US visa fee hike can sour ties with India: US experts

"Regrettably, what might be good politics is bad policy for America," wrote Jacob F. Kirkegaard and Arvind Subramanian, senior fellows at the Peterson Institute for International Economics, in Foreign Policy magazine about the law to hike visa fees to raise $600 million to help secure the US-Mexico border. "It is unlikely to raise revenue, will inflict damage to American competitiveness, sour US relations with India, and above all send the wrong signals about US attitudes to open global markets," they say noting that the Congress's budget neutrality numbers simply don't add up.

"Without explicitly saying so, the law clearly targets India, home of the world's fastest growing IT services companies," the experts wrote noting Indians received about half of all H-1B and L-1 visas in 2009, and comprise most of the roughly 50 percent of all H-1B and L-1 recipients who work in computer-related occupations in the US. "Despite US President Barack Obama's endless declarations that the US-India 'strategic partnership will continue to grow', this is a direct snub to India's most powerful domestic advocates of economic liberalisation," Kirkegaard and Subramanian wrote. "The Obama administration should tread carefully.
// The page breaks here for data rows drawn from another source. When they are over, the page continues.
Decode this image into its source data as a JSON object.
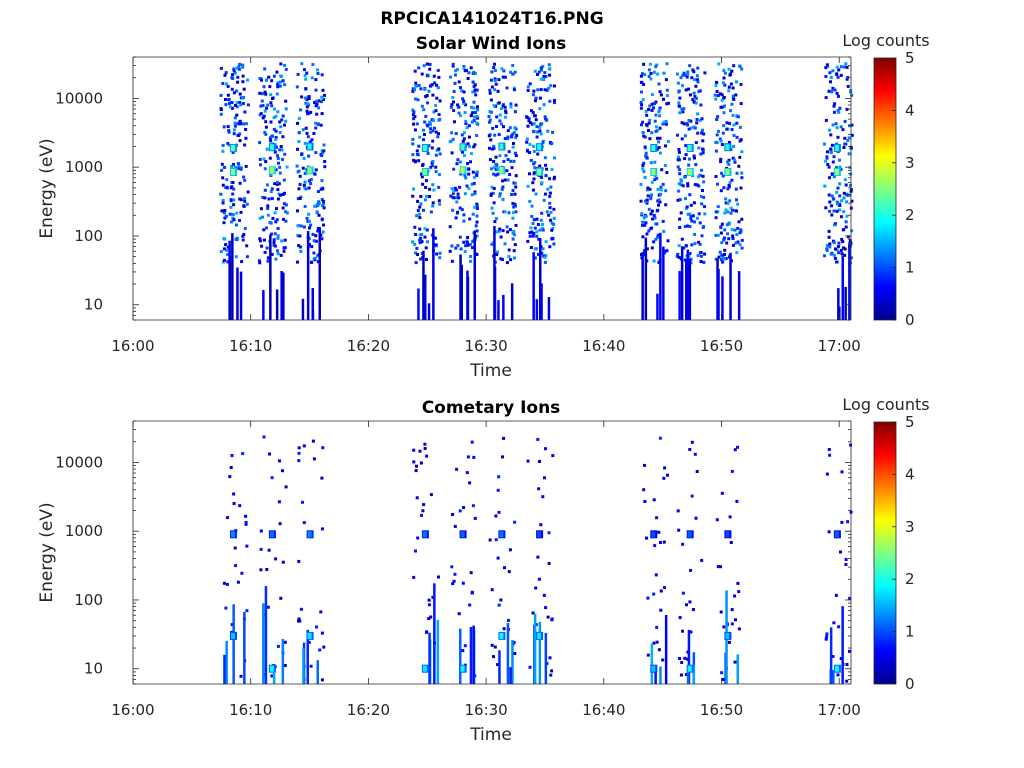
{
  "figure": {
    "title": "RPCICA141024T16.PNG"
  },
  "colorbar": {
    "label": "Log counts",
    "min": 0,
    "max": 5,
    "ticks": [
      "0",
      "1",
      "2",
      "3",
      "4",
      "5"
    ],
    "colormap": "jet",
    "colors": [
      "#00008f",
      "#0000ff",
      "#0080ff",
      "#00ffff",
      "#80ff80",
      "#ffff00",
      "#ff8000",
      "#ff0000",
      "#800000"
    ]
  },
  "chart_data": [
    {
      "type": "heatmap",
      "title": "Solar Wind Ions",
      "xlabel": "Time",
      "ylabel": "Energy (eV)",
      "xlim": [
        "16:00",
        "17:01"
      ],
      "xticks": [
        "16:00",
        "16:10",
        "16:20",
        "16:30",
        "16:40",
        "16:50",
        "17:00"
      ],
      "ylim": [
        6,
        40000
      ],
      "yscale": "log",
      "yticks": [
        "10",
        "100",
        "1000",
        "10000"
      ],
      "bursts": [
        {
          "time": "16:08.5",
          "peaks": [
            {
              "energy": 850,
              "log_counts": 2.6
            },
            {
              "energy": 1900,
              "log_counts": 2.3
            }
          ]
        },
        {
          "time": "16:11.8",
          "peaks": [
            {
              "energy": 900,
              "log_counts": 2.8
            },
            {
              "energy": 1950,
              "log_counts": 2.1
            }
          ]
        },
        {
          "time": "16:15.0",
          "peaks": [
            {
              "energy": 900,
              "log_counts": 2.7
            },
            {
              "energy": 2000,
              "log_counts": 2.0
            }
          ]
        },
        {
          "time": "16:24.8",
          "peaks": [
            {
              "energy": 850,
              "log_counts": 2.6
            },
            {
              "energy": 1900,
              "log_counts": 2.2
            }
          ]
        },
        {
          "time": "16:28.0",
          "peaks": [
            {
              "energy": 900,
              "log_counts": 2.8
            },
            {
              "energy": 1950,
              "log_counts": 2.2
            }
          ]
        },
        {
          "time": "16:31.3",
          "peaks": [
            {
              "energy": 900,
              "log_counts": 2.7
            },
            {
              "energy": 2000,
              "log_counts": 2.1
            }
          ]
        },
        {
          "time": "16:34.5",
          "peaks": [
            {
              "energy": 850,
              "log_counts": 2.6
            },
            {
              "energy": 1950,
              "log_counts": 2.0
            }
          ]
        },
        {
          "time": "16:44.2",
          "peaks": [
            {
              "energy": 850,
              "log_counts": 2.7
            },
            {
              "energy": 1900,
              "log_counts": 2.1
            }
          ]
        },
        {
          "time": "16:47.3",
          "peaks": [
            {
              "energy": 850,
              "log_counts": 2.8
            },
            {
              "energy": 1900,
              "log_counts": 2.2
            }
          ]
        },
        {
          "time": "16:50.5",
          "peaks": [
            {
              "energy": 850,
              "log_counts": 2.6
            },
            {
              "energy": 1950,
              "log_counts": 2.0
            }
          ]
        },
        {
          "time": "16:59.8",
          "peaks": [
            {
              "energy": 850,
              "log_counts": 2.7
            },
            {
              "energy": 1900,
              "log_counts": 2.1
            }
          ]
        }
      ]
    },
    {
      "type": "heatmap",
      "title": "Cometary Ions",
      "xlabel": "Time",
      "ylabel": "Energy (eV)",
      "xlim": [
        "16:00",
        "17:01"
      ],
      "xticks": [
        "16:00",
        "16:10",
        "16:20",
        "16:30",
        "16:40",
        "16:50",
        "17:00"
      ],
      "ylim": [
        6,
        40000
      ],
      "yscale": "log",
      "yticks": [
        "10",
        "100",
        "1000",
        "10000"
      ],
      "bursts": [
        {
          "time": "16:08.5",
          "peaks": [
            {
              "energy": 900,
              "log_counts": 1.3
            },
            {
              "energy": 30,
              "log_counts": 1.6
            }
          ]
        },
        {
          "time": "16:11.8",
          "peaks": [
            {
              "energy": 900,
              "log_counts": 1.2
            },
            {
              "energy": 10,
              "log_counts": 1.9
            }
          ]
        },
        {
          "time": "16:15.0",
          "peaks": [
            {
              "energy": 900,
              "log_counts": 1.3
            },
            {
              "energy": 30,
              "log_counts": 1.8
            }
          ]
        },
        {
          "time": "16:24.8",
          "peaks": [
            {
              "energy": 900,
              "log_counts": 1.2
            },
            {
              "energy": 10,
              "log_counts": 1.8
            }
          ]
        },
        {
          "time": "16:28.0",
          "peaks": [
            {
              "energy": 900,
              "log_counts": 1.1
            },
            {
              "energy": 10,
              "log_counts": 1.9
            }
          ]
        },
        {
          "time": "16:31.3",
          "peaks": [
            {
              "energy": 900,
              "log_counts": 1.2
            },
            {
              "energy": 30,
              "log_counts": 1.9
            }
          ]
        },
        {
          "time": "16:34.5",
          "peaks": [
            {
              "energy": 900,
              "log_counts": 1.0
            },
            {
              "energy": 30,
              "log_counts": 1.8
            }
          ]
        },
        {
          "time": "16:44.2",
          "peaks": [
            {
              "energy": 900,
              "log_counts": 1.0
            },
            {
              "energy": 10,
              "log_counts": 1.6
            }
          ]
        },
        {
          "time": "16:47.3",
          "peaks": [
            {
              "energy": 900,
              "log_counts": 1.1
            },
            {
              "energy": 10,
              "log_counts": 1.9
            }
          ]
        },
        {
          "time": "16:50.5",
          "peaks": [
            {
              "energy": 900,
              "log_counts": 1.0
            },
            {
              "energy": 30,
              "log_counts": 1.6
            }
          ]
        },
        {
          "time": "16:59.8",
          "peaks": [
            {
              "energy": 900,
              "log_counts": 1.1
            },
            {
              "energy": 10,
              "log_counts": 1.9
            }
          ]
        }
      ]
    }
  ]
}
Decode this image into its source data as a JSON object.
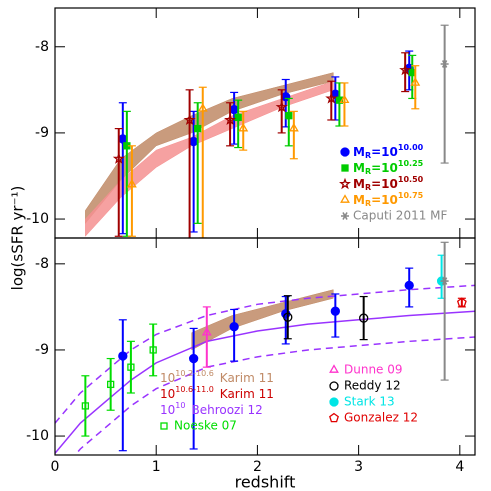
{
  "ylabel": "log(sSFR yr⁻¹)",
  "chart_data": [
    {
      "type": "errorbar",
      "xlim": [
        0,
        4.15
      ],
      "ylim": [
        -10.22,
        -7.55
      ],
      "yticks": [
        -10,
        -9,
        -8
      ],
      "xticks": [
        0,
        1,
        2,
        3,
        4
      ],
      "series": [
        {
          "kind": "band",
          "color": "#c08a66",
          "x": [
            0.3,
            0.65,
            1.0,
            1.35,
            1.75,
            2.25,
            2.75
          ],
          "low": [
            -10.05,
            -9.55,
            -9.15,
            -9.0,
            -8.75,
            -8.55,
            -8.4
          ],
          "high": [
            -9.9,
            -9.3,
            -9.0,
            -8.8,
            -8.6,
            -8.45,
            -8.3
          ]
        },
        {
          "kind": "band",
          "color": "#f59090",
          "x": [
            0.3,
            0.65,
            1.0,
            1.35,
            1.75,
            2.25,
            2.75
          ],
          "low": [
            -10.2,
            -9.75,
            -9.4,
            -9.15,
            -8.95,
            -8.7,
            -8.5
          ],
          "high": [
            -10.0,
            -9.55,
            -9.2,
            -9.05,
            -8.8,
            -8.6,
            -8.4
          ]
        },
        {
          "kind": "points",
          "marker": "circle",
          "color": "#0000ff",
          "label": "M",
          "sub": "R",
          "eq": "=10",
          "exp": "10.00",
          "x": [
            0.67,
            1.37,
            1.77,
            2.28,
            2.77,
            3.5
          ],
          "values": [
            -9.07,
            -9.1,
            -8.73,
            -8.58,
            -8.55,
            -8.25
          ],
          "yerr_low": [
            1.1,
            1.05,
            0.4,
            0.35,
            0.3,
            0.25
          ],
          "yerr_high": [
            0.42,
            0.35,
            0.2,
            0.2,
            0.2,
            0.2
          ]
        },
        {
          "kind": "points",
          "marker": "square",
          "color": "#00cc00",
          "label": "M",
          "sub": "R",
          "eq": "=10",
          "exp": "10.25",
          "x": [
            0.71,
            1.41,
            1.81,
            2.31,
            2.81,
            3.53
          ],
          "values": [
            -9.15,
            -8.95,
            -8.82,
            -8.8,
            -8.62,
            -8.3
          ],
          "yerr_low": [
            1.05,
            1.1,
            0.35,
            0.35,
            0.3,
            0.3
          ],
          "yerr_high": [
            0.4,
            0.3,
            0.2,
            0.2,
            0.2,
            0.2
          ]
        },
        {
          "kind": "points",
          "marker": "star",
          "color": "#a00000",
          "label": "M",
          "sub": "R",
          "eq": "=10",
          "exp": "10.50",
          "x": [
            0.63,
            1.33,
            1.73,
            2.24,
            2.73,
            3.46
          ],
          "values": [
            -9.3,
            -8.85,
            -8.85,
            -8.7,
            -8.6,
            -8.27
          ],
          "yerr_low": [
            0.9,
            1.4,
            0.3,
            0.3,
            0.25,
            0.25
          ],
          "yerr_high": [
            0.35,
            0.35,
            0.2,
            0.2,
            0.2,
            0.2
          ]
        },
        {
          "kind": "points",
          "marker": "triangle",
          "color": "#ff9900",
          "label": "M",
          "sub": "R",
          "eq": "=10",
          "exp": "10.75",
          "x": [
            0.76,
            1.46,
            1.86,
            2.36,
            2.86,
            3.56
          ],
          "values": [
            -9.6,
            -8.72,
            -8.95,
            -8.95,
            -8.62,
            -8.42
          ],
          "yerr_low": [
            0.6,
            1.5,
            0.25,
            0.35,
            0.3,
            0.3
          ],
          "yerr_high": [
            0.45,
            0.25,
            0.2,
            0.2,
            0.2,
            0.2
          ]
        },
        {
          "kind": "points",
          "marker": "asterisk",
          "color": "#888888",
          "name": "Caputi 2011 MF",
          "x": [
            3.85
          ],
          "values": [
            -8.2
          ],
          "yerr_low": [
            1.15
          ],
          "yerr_high": [
            0.45
          ]
        }
      ]
    },
    {
      "type": "errorbar",
      "xlabel": "redshift",
      "xlim": [
        0,
        4.15
      ],
      "ylim": [
        -10.22,
        -7.7
      ],
      "yticks": [
        -10,
        -9,
        -8
      ],
      "xticks": [
        0,
        1,
        2,
        3,
        4
      ],
      "series": [
        {
          "kind": "band",
          "color": "#c08a66",
          "name": "Karim 11",
          "base": "10",
          "exp": "10.2-10.6",
          "x": [
            1.35,
            1.75,
            2.25,
            2.75
          ],
          "low": [
            -9.0,
            -8.75,
            -8.55,
            -8.4
          ],
          "high": [
            -8.8,
            -8.6,
            -8.45,
            -8.3
          ]
        },
        {
          "kind": "band",
          "color": "#cc0000",
          "name": "Karim 11",
          "base": "10",
          "exp": "10.6-11.0",
          "x": [],
          "low": [],
          "high": []
        },
        {
          "kind": "line",
          "color": "#9933ff",
          "name": "Behroozi 12",
          "base": "10",
          "exp": "10",
          "x": [
            0,
            0.25,
            0.5,
            0.75,
            1,
            1.5,
            2,
            2.5,
            3,
            3.5,
            4.15
          ],
          "values": [
            -10.2,
            -9.85,
            -9.6,
            -9.35,
            -9.15,
            -8.9,
            -8.78,
            -8.7,
            -8.65,
            -8.6,
            -8.55
          ]
        },
        {
          "kind": "line",
          "dashed": true,
          "color": "#9933ff",
          "x": [
            0,
            0.25,
            0.5,
            0.75,
            1,
            1.5,
            2,
            2.5,
            3,
            3.5,
            4.15
          ],
          "values": [
            -9.85,
            -9.5,
            -9.25,
            -9.0,
            -8.82,
            -8.6,
            -8.47,
            -8.4,
            -8.35,
            -8.3,
            -8.25
          ]
        },
        {
          "kind": "line",
          "dashed": true,
          "color": "#9933ff",
          "x": [
            0,
            0.25,
            0.5,
            0.75,
            1,
            1.5,
            2,
            2.5,
            3,
            3.5,
            4.15
          ],
          "values": [
            -10.5,
            -10.15,
            -9.9,
            -9.65,
            -9.45,
            -9.2,
            -9.08,
            -9.0,
            -8.95,
            -8.9,
            -8.85
          ]
        },
        {
          "kind": "points",
          "marker": "osquare",
          "color": "#00dd00",
          "name": "Noeske 07",
          "x": [
            0.3,
            0.55,
            0.75,
            0.97
          ],
          "values": [
            -9.65,
            -9.4,
            -9.2,
            -9.0
          ],
          "yerr_low": [
            0.35,
            0.3,
            0.3,
            0.3
          ],
          "yerr_high": [
            0.35,
            0.3,
            0.3,
            0.3
          ]
        },
        {
          "kind": "points",
          "marker": "circle",
          "color": "#0000ff",
          "x": [
            0.67,
            1.37,
            1.77,
            2.28,
            2.77,
            3.5
          ],
          "values": [
            -9.07,
            -9.1,
            -8.73,
            -8.58,
            -8.55,
            -8.25
          ],
          "yerr_low": [
            1.1,
            1.05,
            0.4,
            0.35,
            0.3,
            0.25
          ],
          "yerr_high": [
            0.42,
            0.35,
            0.2,
            0.2,
            0.2,
            0.2
          ]
        },
        {
          "kind": "points",
          "marker": "triangle",
          "color": "#ff33cc",
          "name": "Dunne 09",
          "x": [
            1.5
          ],
          "values": [
            -8.8
          ],
          "yerr_low": [
            0.4
          ],
          "yerr_high": [
            0.3
          ]
        },
        {
          "kind": "points",
          "marker": "ocircle",
          "color": "#000000",
          "name": "Reddy 12",
          "x": [
            2.3,
            3.05
          ],
          "values": [
            -8.62,
            -8.63
          ],
          "yerr_low": [
            0.25,
            0.25
          ],
          "yerr_high": [
            0.25,
            0.25
          ]
        },
        {
          "kind": "points",
          "marker": "circle",
          "color": "#00e5e5",
          "name": "Stark 13",
          "x": [
            3.82
          ],
          "values": [
            -8.2
          ],
          "yerr_low": [
            0.2
          ],
          "yerr_high": [
            0.3
          ]
        },
        {
          "kind": "points",
          "marker": "pentagon",
          "color": "#e00000",
          "name": "Gonzalez 12",
          "x": [
            4.02
          ],
          "values": [
            -8.45
          ],
          "yerr_low": [
            0.05
          ],
          "yerr_high": [
            0.05
          ]
        },
        {
          "kind": "points",
          "marker": "asterisk",
          "color": "#888888",
          "x": [
            3.85
          ],
          "values": [
            -8.2
          ],
          "yerr_low": [
            1.15
          ],
          "yerr_high": [
            0.45
          ]
        }
      ]
    }
  ]
}
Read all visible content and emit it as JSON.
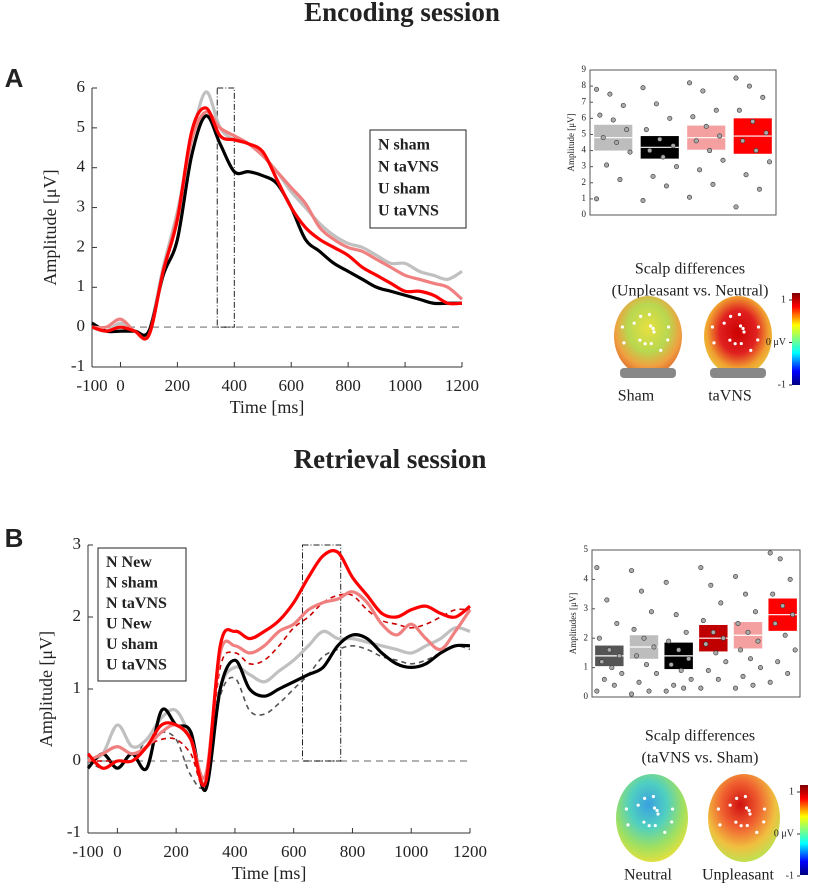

If India shifts its economic orientation away from the United States, the costs would far outweigh any of the political benefits or fiscal revenue from this visa fee policy," they wrote. "India could choose to retaliate by buying more Airbus planes from Europe, importing more cars from Japan, or moving toward a trade agreement with the European Union that discriminates against US exporters," the experts warned. "So when Obama lands in New Delhi on his upcoming trip this fall, he could find himself in the middle of an ugly trade skirmish with a rising Asian superpower."

The new law calls for fees for the H-1B and L-1 immigrant visas to increase by $2,000 and $2,250 respectively for companies with 50 or more employees in the US - if more than half of the company's employees are on H-1B or L-1 visas. This provision effectively doubles the existing total government fees for the affected companies, predominantly Indian IT services firms. The government's annual revenues are expected to rise to roughly $135 million, based on about 65,000 H-1B and L-1 visas issued annually. "In anti-immigration fantasy land, where the US labour market is perceived to be overrun by hundreds of thousands of cheap, high-skilled Indian workers, such a fee might seem like a plausible cash cow," Kirkegaard and Subramanian wrote. "But the real world of the US labour market in 2010 looks very different." Demand for high-skilled visas is extremely volatile, rising dramatically in times of high growth and slumping during recessions, they said. According to their calculations, based on data for fiscal year 2009, the actual demand for high-skilled H-1B and L-1 visas in a relatively sluggish economy will be about 20,000 visas, which is far below the target of 65,000.